Friday has always been a flashpoint day in occupied East Jerusalem. As Palestinians leave the neighbourhood mosques after Friday holy day prayers clashes with Israeli police and troops is not uncommon, especially during times of heightened tension.

Today it will doubtless be much the same despite an extensive Israeli security crackdown in Arab areas of the city.

It is estimated that six companies of Israeli soldiers have been deployed in Jerusalem over the last few days to back up thousands of armed Border Police – themselves effectively soldiers - but the chances of this completely stopping the violence is unlikely.

So once again we find ourselves watching Israelis and Palestinians in a grimly familiar and deadly standoff, with speculation rife that what we are witnessing is the beginning of a third Palestinian intifada or uprising.

Oddly enough that prognosis finds an unusual agreement between Ismail Haniyeh, the Gaza-based leader of Hamas, and Isaac Herzog, the Israeli opposition leader, with both these bitter rivals convinced that what we are seeing are the opening salvoes of the third intifada.

Before examining whether that indeed is the dangerous route on which the region is now embarked, let me just say that the latest outbreak of violence has been predicted by local observers for months now.

During a visit I made in June to Jerusalem and the West Bank, both Israeli and Palestinian political leaders and activists not only told me they were expecting a major eruption of violence within a maximum of eighteen months, but in some instances accurately outlined the shape the current violence is now taking.

That shape over the last few days has been defined by seemingly random, spontaneous, individual attacks and street protests instigated by a largely leaderless and disillusioned Palestinian youth. And it is this very loose almost spur of the moment nature of these actions that makes it difficult to see this as a third intifada.

As someone who witnessed first-hand the previous two intifadas that erupted in 1987 and 2000, I too am firmly in the camp of those analysts who find the characteristics of the current protests to be different from their predecessors.

Deriving from the Arabic terms nefada meaning to “shake off”, the latest actions and protests while themselves an expression of Palestinian anger, frustration and desire to shake off the Israeli occupation, appear to lack the cohesive structure of organised resistance that were the hallmarks of last two intifadas. I well remember talking with local leaders during the 1987 intifada who described to me the creation of what was called the ‘United National Leadership’ that emerged barely a month after the uprising began.

Throughout that intifada and indeed during the second in 2000, I spoke with many Palestinian activists who explained the extensive and often sophisticated network that supported the uprising. They told of the creation of People’s Committees, Action Committees and even something called Shock Committees, who took the action to the streets and drafted communiques that provided direction and impetus.

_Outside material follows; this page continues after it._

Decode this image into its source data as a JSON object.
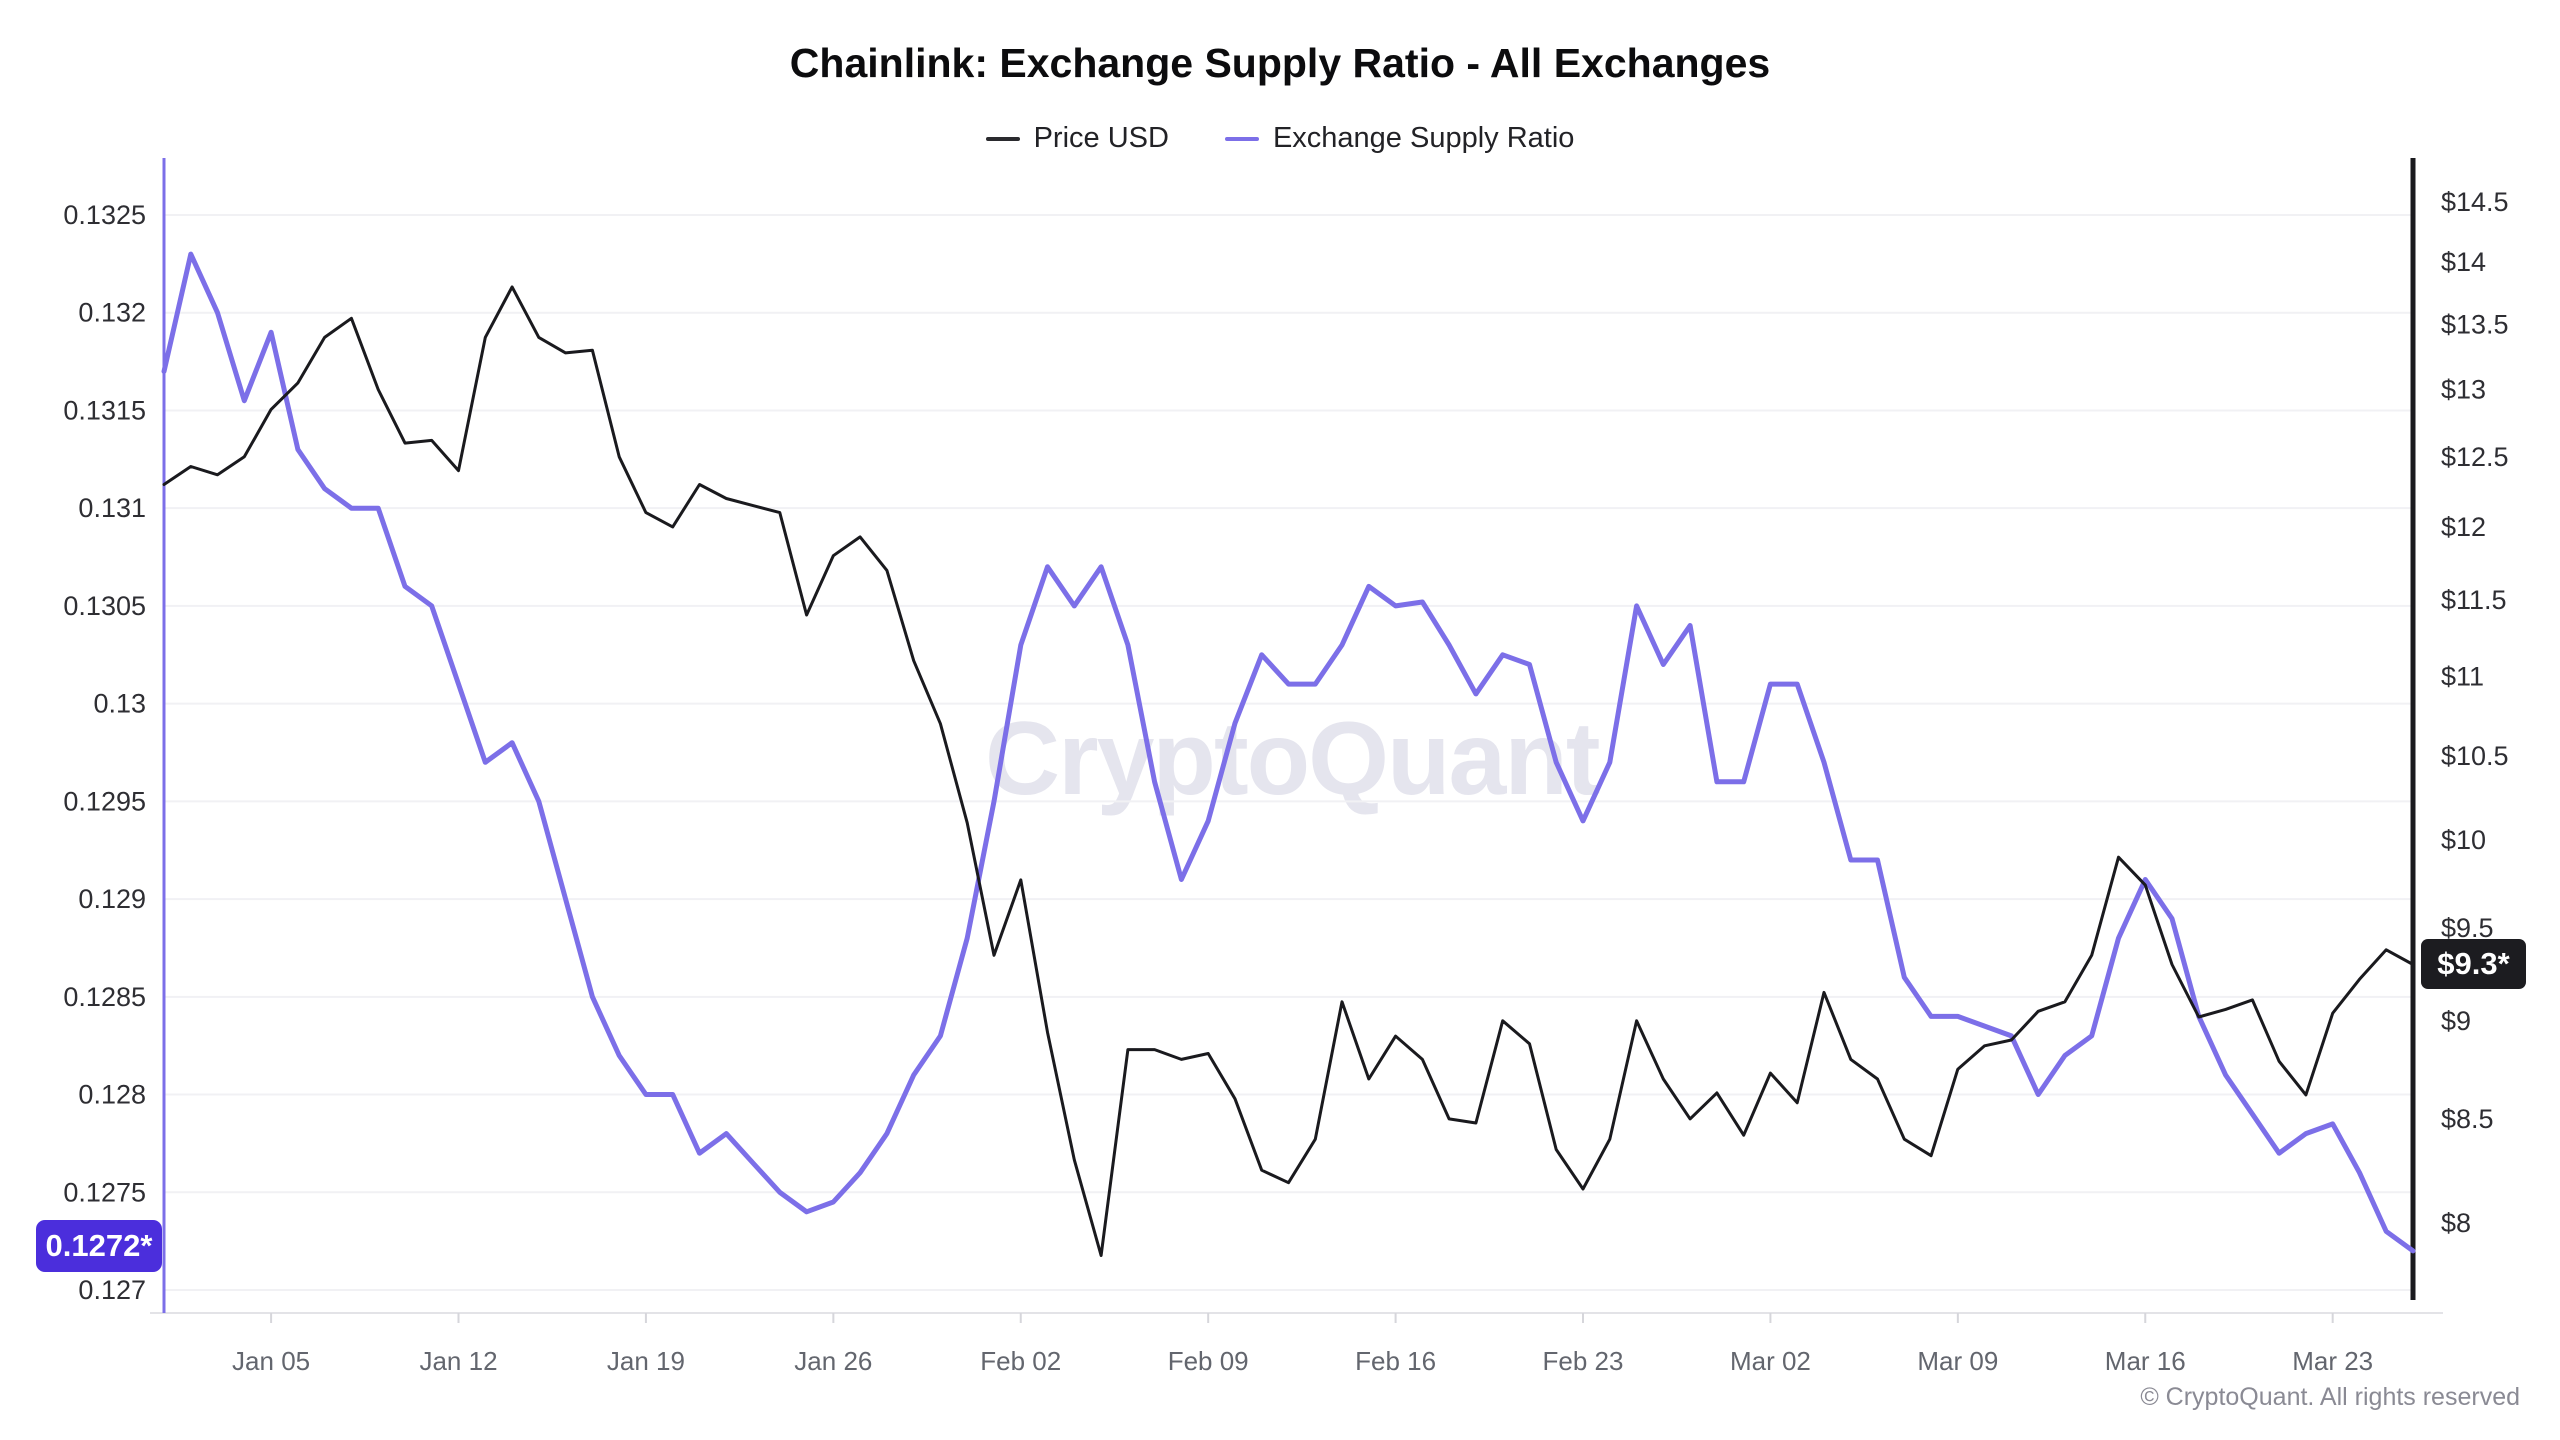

Not for a moment am I saying that such a level of organisation no longer exists, for the Palestinians have long maintained such activist structures, but today’s actions seem less underpinned by civil society and militant groups.

Instead it is being generated by a new generation for whom the political dynamics and conditions of the occupation they face have changed since the days of the past intifadas.

As Dr Nadia Naser-Najjab associate research fellow at the European Centre of Palestine Studies at the University of Exeter put it recently, this is a younger generation who have not issued one single appeal to the Palestinian political leadership. The reason for this simple, many have become very disillusioned with the old guard like Mahmoud Abbas, the Palestinian president and bodies like the PLO and Palestinian Authority (PA).

The extent of this scepticism was vividly summed up in a quote the other day from a young Palestinian man interviewed by a journalist from Foreign Policy magazine on the streets of the fiercely contested Jabal al-Mukaber district near Jerusalem.

“The first intifada gave us the Palestinian Authority, the Third Intifada, maybe we’ll give it back,” he quipped cynically.

If this is indeed a third intifada then it is one purely a product of the streets, coming from a generation of Palestinians who because of Israel’s apartheid style rule in the occupied territories are more divided geographically than ever and subsequently less politically cohesive.

Most significant of all it would be an uprising largely carried by its own momentum and seemingly without any credible leadership. And therein lies a worry for the Palestinian cause, the existence of a power and leadership vacuum that could so easily be exploited by the likes of groups like Islamic State (IS). Any serious courting of this kind of support would spell disaster for the credibility and justice of the Palestinian cause.

During my visit in June and while in the city of Ramallah more than one veteran senior Palestinian activist I met flagged up their concern in this regard.

For its part the Israeli government’s latest response to recent events once again makes clear how it derives from a dogged and unyielding colonial mindset. More than ever given the complexion of Israeli politics today and the influence of militant settlers on that political process, we can expect the current Palestinian unrest to be engaged as ever with blunt force.

During the first intifada, then defence minister, Yitzak Rabin, called upon the Israeli army to “break the bones” of Palestinian protesters. Right now it will be more of the same except perhaps carried out with even greater robustness. Meanwhile of course the international community, to use an Arab expression, sits on its hands.